Die Leiterinnen des Parque de la Memoria, Nora Hochbaum, und der Gedenkstätte ESMA, Alejandra Naftal, werden zusammen mit der Filmemacherin Albertina Carri über die Zukunft der Erinnerungsstätten reflektieren und über deren Zusammentreffen mit der Kunst als Stimulus und Spiegel für die Gültigkeit des historischen Gedenkens und der Menschenrechte sprechen. Mit der Moderation von Julian Gorodischer.
 
ÜBER DAS PROJEKT
 
Woran erinnern wir als Individuen und Gesellschaft? Was vergessen wir? Wie werden wir mit diesen Themen in der Zukunft umgehen? Ist Erinnerung eine unveränderliche Aufzeichnung der Vergangenheit oder ist es eher ein dynamisch sich stetig veränderndes Archiv? In einem regional, transdisziplinär und kontinuierlich geführten Dialog, sucht die Zukunft der Erinnerung, andere künstlerische Formate und Modalitäten zu identifizieren und zu entwickeln, die das Nachdenken über die Erinnerungskultur in unserer Region ermöglichen.

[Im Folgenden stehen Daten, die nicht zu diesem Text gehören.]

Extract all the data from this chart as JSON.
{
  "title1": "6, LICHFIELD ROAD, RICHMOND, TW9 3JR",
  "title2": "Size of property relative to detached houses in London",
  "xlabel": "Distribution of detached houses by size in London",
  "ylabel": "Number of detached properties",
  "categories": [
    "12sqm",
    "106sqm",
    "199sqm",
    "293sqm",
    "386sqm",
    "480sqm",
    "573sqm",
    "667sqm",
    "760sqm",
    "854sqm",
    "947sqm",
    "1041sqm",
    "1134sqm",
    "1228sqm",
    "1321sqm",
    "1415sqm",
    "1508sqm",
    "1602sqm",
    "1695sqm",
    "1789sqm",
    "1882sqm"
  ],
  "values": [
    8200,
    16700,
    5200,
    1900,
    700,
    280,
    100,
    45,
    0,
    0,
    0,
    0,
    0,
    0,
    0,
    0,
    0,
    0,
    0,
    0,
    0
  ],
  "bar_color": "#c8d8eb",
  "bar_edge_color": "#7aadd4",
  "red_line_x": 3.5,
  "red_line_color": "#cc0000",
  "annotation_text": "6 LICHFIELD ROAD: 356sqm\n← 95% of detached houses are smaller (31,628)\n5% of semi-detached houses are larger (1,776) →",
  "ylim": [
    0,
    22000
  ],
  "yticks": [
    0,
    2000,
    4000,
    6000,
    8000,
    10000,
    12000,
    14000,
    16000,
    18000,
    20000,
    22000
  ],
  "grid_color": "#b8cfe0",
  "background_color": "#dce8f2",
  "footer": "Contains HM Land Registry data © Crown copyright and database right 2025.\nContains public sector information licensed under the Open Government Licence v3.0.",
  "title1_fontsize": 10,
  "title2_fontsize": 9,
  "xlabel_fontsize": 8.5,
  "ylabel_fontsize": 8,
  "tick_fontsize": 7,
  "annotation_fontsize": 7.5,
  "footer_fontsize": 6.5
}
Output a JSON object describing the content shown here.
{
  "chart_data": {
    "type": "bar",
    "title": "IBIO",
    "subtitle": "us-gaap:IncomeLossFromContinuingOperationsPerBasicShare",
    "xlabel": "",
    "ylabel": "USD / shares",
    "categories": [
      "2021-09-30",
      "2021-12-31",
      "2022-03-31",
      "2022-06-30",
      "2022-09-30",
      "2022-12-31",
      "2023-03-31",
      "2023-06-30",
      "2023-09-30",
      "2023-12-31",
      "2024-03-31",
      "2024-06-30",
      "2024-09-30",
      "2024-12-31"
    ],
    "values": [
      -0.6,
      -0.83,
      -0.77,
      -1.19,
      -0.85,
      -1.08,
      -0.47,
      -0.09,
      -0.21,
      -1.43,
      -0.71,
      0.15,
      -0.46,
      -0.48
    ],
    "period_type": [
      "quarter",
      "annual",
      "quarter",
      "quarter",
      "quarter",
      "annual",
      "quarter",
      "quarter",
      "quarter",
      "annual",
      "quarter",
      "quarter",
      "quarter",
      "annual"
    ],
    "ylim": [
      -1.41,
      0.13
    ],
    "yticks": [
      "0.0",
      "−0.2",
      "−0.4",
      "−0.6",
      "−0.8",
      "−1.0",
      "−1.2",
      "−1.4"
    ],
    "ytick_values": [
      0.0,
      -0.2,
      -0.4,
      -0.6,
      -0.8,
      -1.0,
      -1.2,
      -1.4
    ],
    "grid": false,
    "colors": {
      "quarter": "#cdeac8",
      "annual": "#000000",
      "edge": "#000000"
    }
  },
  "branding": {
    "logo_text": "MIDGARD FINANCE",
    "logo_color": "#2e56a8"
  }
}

In Buenos Aires wird die Plattform Episodios – Episoden die Gegenwart mit einem Ausblick auf die Zukunft hinterfragen und im gleichen Atemzug ihr Verhältnis mit der argentinischen Vergangenheit untersuchen.
 
Die Zukunft der Erinnerung
kann als ein Zusammenspiel künstlerischer Interventionen in verschiedenen lateinamerikanischen Städten (Bogotá, Buenos Aires, Lima, Rio de Janeiro, Santiago de Chile und São Paulo) gelesen oder als Kartographie der Möglichkeiten, Gedenken in unserer Region zu gestalten, verstanden werden.
 
Organisiert vom Goethe-Institut in Kooperation mit verschiedenen lokalen Institutionen, schlägt Die Zukunft der Erinnerung eine Reihe von Zusammentreffen, Ausstellungen, Vorführungen und Performances in sieben Städten Südamerikas vor. In Buenos Aires wird sich die Plattform Episodios – Episoden – bestehend aus den Künstler-Kuratoren Gabriela Golder, Marcelo Brodsky, Mariano Speratti und dem Kollektiv Etcétera (Loreto Garín Guzman und Federico Zukerfeld) -  der Aufgabe annehmen, die Gegenwart aus der Zukunft heraus zu befragen und im gleichen Atemzug ihr Verhältnis mit der argentinischen Vergangenheit untersuchen. Die Künstler werden im Dialog mit verschiedenen Erinnerungsstätten und Institutionen für die Wahrung der Menschenrechte arbeiten: dem Parque de la Memoria – Monument für die Opfer des Staatsterrorismus und dem Sitio de Memoria ESMA, die in den Räumen der ehemaligen Escuela Mecánica de la Armada (Technikschule der Marine), eines der illegalen Haft-, Folter und Vernichtungszentren während der letzten Militärdiktatur, funktioniert.
 
Die Werke und Interventionen des Projekts sind in vier Episoden organisiert. Narrative und Fiktionen entstehen aus der gemeinsamen Absicht, die zukünftige Erinnerung zu erkunden, nach ihr zu bohren,  sich dabei zu irren, in Dialog mit ihr zu treten, sie zu erahnen. Ausgangspunkt ist die Auseinandersetzung mit unserer Vergangenheit und ihrer Beziehung zum gegenwärtigen Kontext.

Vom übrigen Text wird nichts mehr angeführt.